3 Eylül 2018

the crown ve bazı başka şeyler.

iphone'uma netflix indirdiğimden beri daha mutlu bir tüketiciyim. fiziksel konfordan eden bir çözümle kafa dağıtmanın bir yolunu bulmuş oldum. 

bilgisayar başında dizi izleyecek vaktim yoktan da yok. dizi izlemeden olmuyor mu, olur mutlaka, iki-üç yıl oldu. ama artık dayanamadım. günde iki-üç saat olan uykularım üç-dört saate, onlar da artık dört-beş saate çıkınca tamam dedim, bu işe de vakit ayırabilirim. la casa de papel ile başladım (övünmüyorum), gece yattığım yerde iki-üç bölüm izleye izleye bitirdim. baktım oluyor, cep telefonundan da dizi izleniyor, kulaklıkla, telefon baş ucunda şarja takılıyken falan. 
the crown'a başladım, iki sezonu çekirdek gibi yedim, iki bin on dokuzu bekliyorum üçüncü sezon için. kraliçe ile empati yapmak iyi geldi. dizinin her bölümünden aşırı zevk aldım. sinematografik açıdan zaten şahane. hikaye şahane. i am sorry but ingiltere de şahane. gerçekliği, politikayı, insanlığı bir tarafa bırakıp kraliyete atfettikleri özeni dikizlemek çok zevkli. claire foy da iyi bir kraliçe. vanessa kirby iyi bir prenses margaret. diğer karakterlerin görüntü olarak asıllarına benzeriğini de çok beğendim. gerçekleri seyrediyor gibi yıkanıyor beynim, oh. 
bana sorarsam; dizinin her bölümünde birleşik krallığı geziyorum, tozuyorum, iki zor insanın evliliklerini dikizliyorum detaylar uydurma da olsa, kadınların her halde sadece kadın olmalarına bağlı çilekeşliklerini, kadın-analıklarını izliyorum, şikayetçi de olmuyorum. 

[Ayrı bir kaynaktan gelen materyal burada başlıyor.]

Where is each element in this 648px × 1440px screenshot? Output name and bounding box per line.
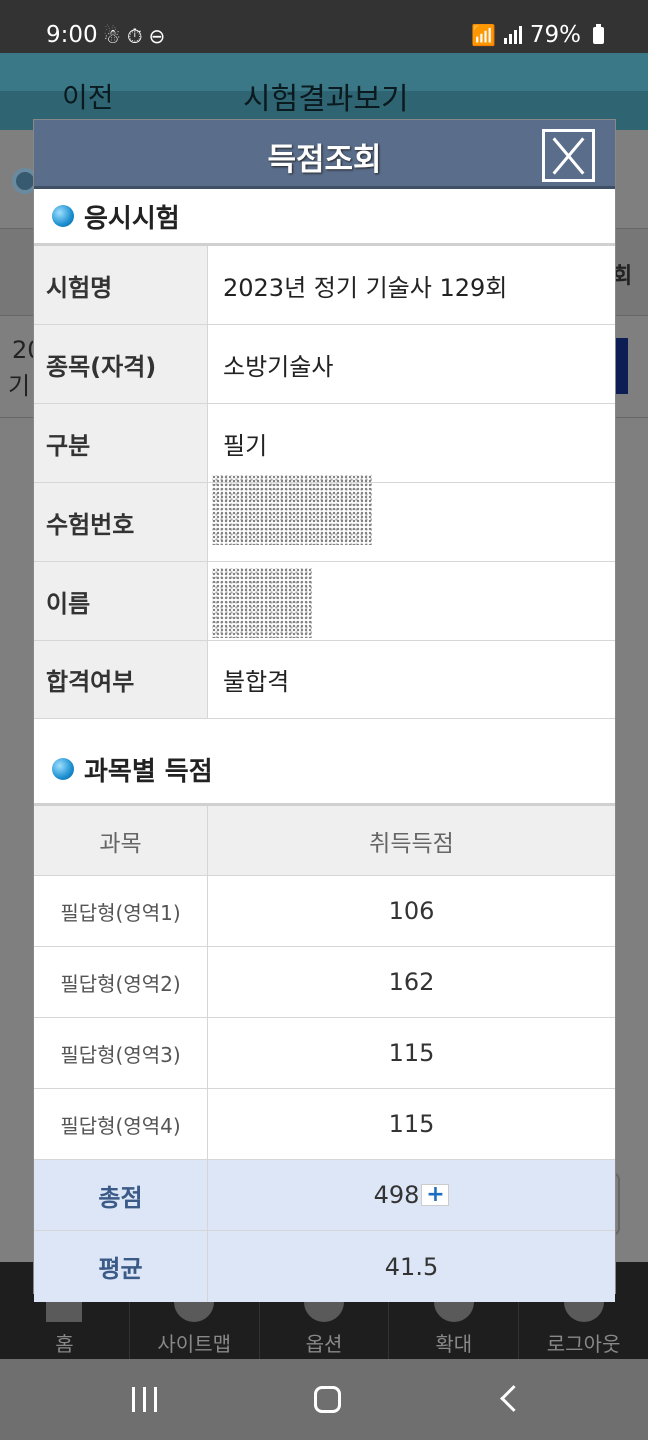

"türbanlılar arabistan'a" denilen bir dönemde, ülkemin resmi kurumları, sosyal ortamları beni kabul etmezken enerjimi ingiltere'de attım ben, hanımefendiliğim çerçevesinde bittabi. istanbul'da hoş karşılanmadığım şık kafelere, restoranlara, butiklere, sokaklara, kütüphanelere, okullara, sanat merkezlerine gitmeye on iki yıl önce burada başladım. bu saydığım, yaşamsal açıdan büyüklerimizin ve bazılarımızın gereksiz göreceği, benim yaşamım açısından gerekli bulduğum bu yerlerde hoş karşılanmak bir tarafa, i felt like a star. (normal bir yaşantı bizim için starlıkla eşdeğerdi o zaman yani, mağduruz.) bugün istanbul'da hiçkimse, benden on yaş küçük hanımlar özellikle, bunun ne demek olduğunu anlayamaz, bugünkü başıboşluklarının farkında olamaz. benim yaşadığımı yaşayan birkaç yüzlerce, binlerce başka kimse dışında. (ilginç bir hesap oldu di mi.) o yüzden, doğduğum-büyüdüğüm-yaşadığım istanbul dışında bir diğer ev hissiyatını da bana londra verdi. o yüzden ilgimi çekiyor. o yüzden seviyorum. o yüzden, gerçekten sebepsiz ve tabiri caizse "ezik ezik" başka ülke öven bugünkü bir kısım gençliğin durumu ile aramdaki çizgiyi çizmiş olmak istiyorum. ki zaten ben övüyor da değilim.


açıp kapattığım bu geniş parantezden sonra diziye dönüyorum aşağıdaki görsellerle. güzel değiller mi, allasen? 

btw, ilk sezonu kraliçe de izlemiş, "fazla dramatize etmişsiniz ama aferin..." demiş.